O meu marido esteve em coma durante uma semana inteira. Sentada ao lado da cama dele, chorei inconsolavelmente.
De repente, uma menina de uns seis anos sussurrou baixinho:
“Sinto muito por ti, tia… Porque é que vens sempre a chorar? Assim que sais, ele começa a celebrar.”
Eu vinha vê-lo todos os dias.
Sentada ao lado da sua cama, segurei-lhe a mão fria e sussurrei:
“Por favor… acorde.”

Estava ali deitado, imóvel, há uma semana. Os médicos disseram que ele conseguia ouvir.
Falei durante horas, pedindo o seu perdão, dizendo o quanto me arrependia de tudo.
Porque tinha sido hospitalizado logo após a nossa última discussão. Gritei com ele, acusei-o de infidelidade, disse-lhe que queria o divórcio. Uma hora depois, recebi uma chamada: AVC.
Continuei a vir todos os dias.
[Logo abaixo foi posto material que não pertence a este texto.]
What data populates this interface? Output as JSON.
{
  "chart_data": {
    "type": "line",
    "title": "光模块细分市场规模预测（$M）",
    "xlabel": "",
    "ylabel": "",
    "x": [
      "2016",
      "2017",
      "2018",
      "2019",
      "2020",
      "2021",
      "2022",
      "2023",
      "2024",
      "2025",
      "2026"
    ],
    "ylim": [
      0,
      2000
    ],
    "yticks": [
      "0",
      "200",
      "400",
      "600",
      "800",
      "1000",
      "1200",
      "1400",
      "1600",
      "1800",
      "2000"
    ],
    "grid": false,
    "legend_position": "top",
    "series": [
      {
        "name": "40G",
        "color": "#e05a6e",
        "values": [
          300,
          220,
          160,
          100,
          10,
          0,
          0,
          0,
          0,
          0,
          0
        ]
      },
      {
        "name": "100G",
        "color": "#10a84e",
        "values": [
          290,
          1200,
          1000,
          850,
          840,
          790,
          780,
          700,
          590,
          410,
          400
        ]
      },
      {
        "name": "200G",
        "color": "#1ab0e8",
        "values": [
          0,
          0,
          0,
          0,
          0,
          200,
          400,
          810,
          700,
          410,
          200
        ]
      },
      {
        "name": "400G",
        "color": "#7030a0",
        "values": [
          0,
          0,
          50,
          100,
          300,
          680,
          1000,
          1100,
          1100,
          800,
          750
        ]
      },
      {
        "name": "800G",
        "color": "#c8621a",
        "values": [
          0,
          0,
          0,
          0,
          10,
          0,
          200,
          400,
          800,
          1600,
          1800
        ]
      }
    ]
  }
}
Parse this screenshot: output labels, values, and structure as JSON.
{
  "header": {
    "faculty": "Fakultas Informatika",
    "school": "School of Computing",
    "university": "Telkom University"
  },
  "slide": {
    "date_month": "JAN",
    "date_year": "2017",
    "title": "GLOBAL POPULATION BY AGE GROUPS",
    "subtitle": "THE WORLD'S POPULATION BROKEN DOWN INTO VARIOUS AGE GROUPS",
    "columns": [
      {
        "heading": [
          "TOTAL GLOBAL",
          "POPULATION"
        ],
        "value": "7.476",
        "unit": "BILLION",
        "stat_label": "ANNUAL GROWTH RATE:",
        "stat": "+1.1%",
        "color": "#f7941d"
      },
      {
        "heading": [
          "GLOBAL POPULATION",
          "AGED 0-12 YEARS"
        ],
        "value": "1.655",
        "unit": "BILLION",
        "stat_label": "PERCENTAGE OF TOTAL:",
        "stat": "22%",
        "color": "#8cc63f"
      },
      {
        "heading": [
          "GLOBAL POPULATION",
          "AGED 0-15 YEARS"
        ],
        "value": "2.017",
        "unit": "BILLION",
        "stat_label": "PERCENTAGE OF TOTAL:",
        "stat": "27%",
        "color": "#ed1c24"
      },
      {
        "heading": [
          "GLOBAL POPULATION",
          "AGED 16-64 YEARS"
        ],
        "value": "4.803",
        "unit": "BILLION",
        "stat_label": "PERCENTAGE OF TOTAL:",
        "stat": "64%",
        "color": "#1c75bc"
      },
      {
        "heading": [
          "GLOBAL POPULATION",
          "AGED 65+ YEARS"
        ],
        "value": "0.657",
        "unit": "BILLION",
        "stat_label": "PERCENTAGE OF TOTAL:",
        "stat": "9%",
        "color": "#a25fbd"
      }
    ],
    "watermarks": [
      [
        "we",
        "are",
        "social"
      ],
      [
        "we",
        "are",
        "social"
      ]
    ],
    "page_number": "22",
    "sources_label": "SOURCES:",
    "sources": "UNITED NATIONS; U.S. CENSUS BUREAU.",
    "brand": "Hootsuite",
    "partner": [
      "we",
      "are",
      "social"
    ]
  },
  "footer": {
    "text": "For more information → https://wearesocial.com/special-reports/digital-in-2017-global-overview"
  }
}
Sentava-me ali, conversava com ele, confidenciava-lhe a minha culpa, a minha dor. Por vezes, sentia os seus dedos tremerem e agarrava-me à esperança de que ele me pudesse ouvir.
Nessa noite, quando estava a sair, a jovem voltou a chamar-me, com as suas tranças e o olhar grave:
“Tia, porque é que está sempre a chorar? Ele nem sequer está a dormir.”

Eu paralisei.
“Como assim?”
“Bem, quando sais, ele levanta-se. Eu vi. Até se ri.”
Um choque percorreu-me…
A jovem — chamava-se Lili — olhou para mim atentamente e disse suavemente:
“Tia Alisa, ele não dorme. Levanta-se e conversa com outra mulher.”
O meu coração afundou. Eu recusava-me a acreditar. Seria apenas imaginação de criança?
No dia seguinte, decidi descobrir a verdade. Cheguei cedo ao hospital, encontrei o corredor deserto e escondi-me atrás de um biombo perto da sala. O meu coração batia tão forte que tinha medo que alguém o ouvisse. Então a porta abriu-se. Uma estranha entrou.
Mark sentou-se, sorriu e falou com ela calmamente.
Eu paralisei. Tudo o que Lili tinha dito era verdade. Não estava em coma. Ele não estava a dormir. Ele estava simplesmente a brincar, enquanto eu chorava dia após dia, convencida de que ele estava a lutar pela vida.

Com as mãos trémulas, peguei no telemóvel e tirei fotografias. Cada uma era uma prova: das suas mentiras, da sua manipulação, da sua traição. O meu coração estava pesado, mas, ao mesmo tempo, uma força fria e intensa invadiu-me.
Mais tarde, a verdade veio ao de cima:
O médico que tratava Mark era seu amigo — e seu cúmplice. Juntos, orquestraram este coma fingido para me deixar dócil, para me manter sob o seu controlo.
Ambos foram responsabilizados — o médico e Mark.
Ao sair do quarto do hospital, senti um imenso alívio.
Eu tinha visto a verdade com os meus próprios olhos.
E nesse preciso momento, a minha verdadeira liberdade começou.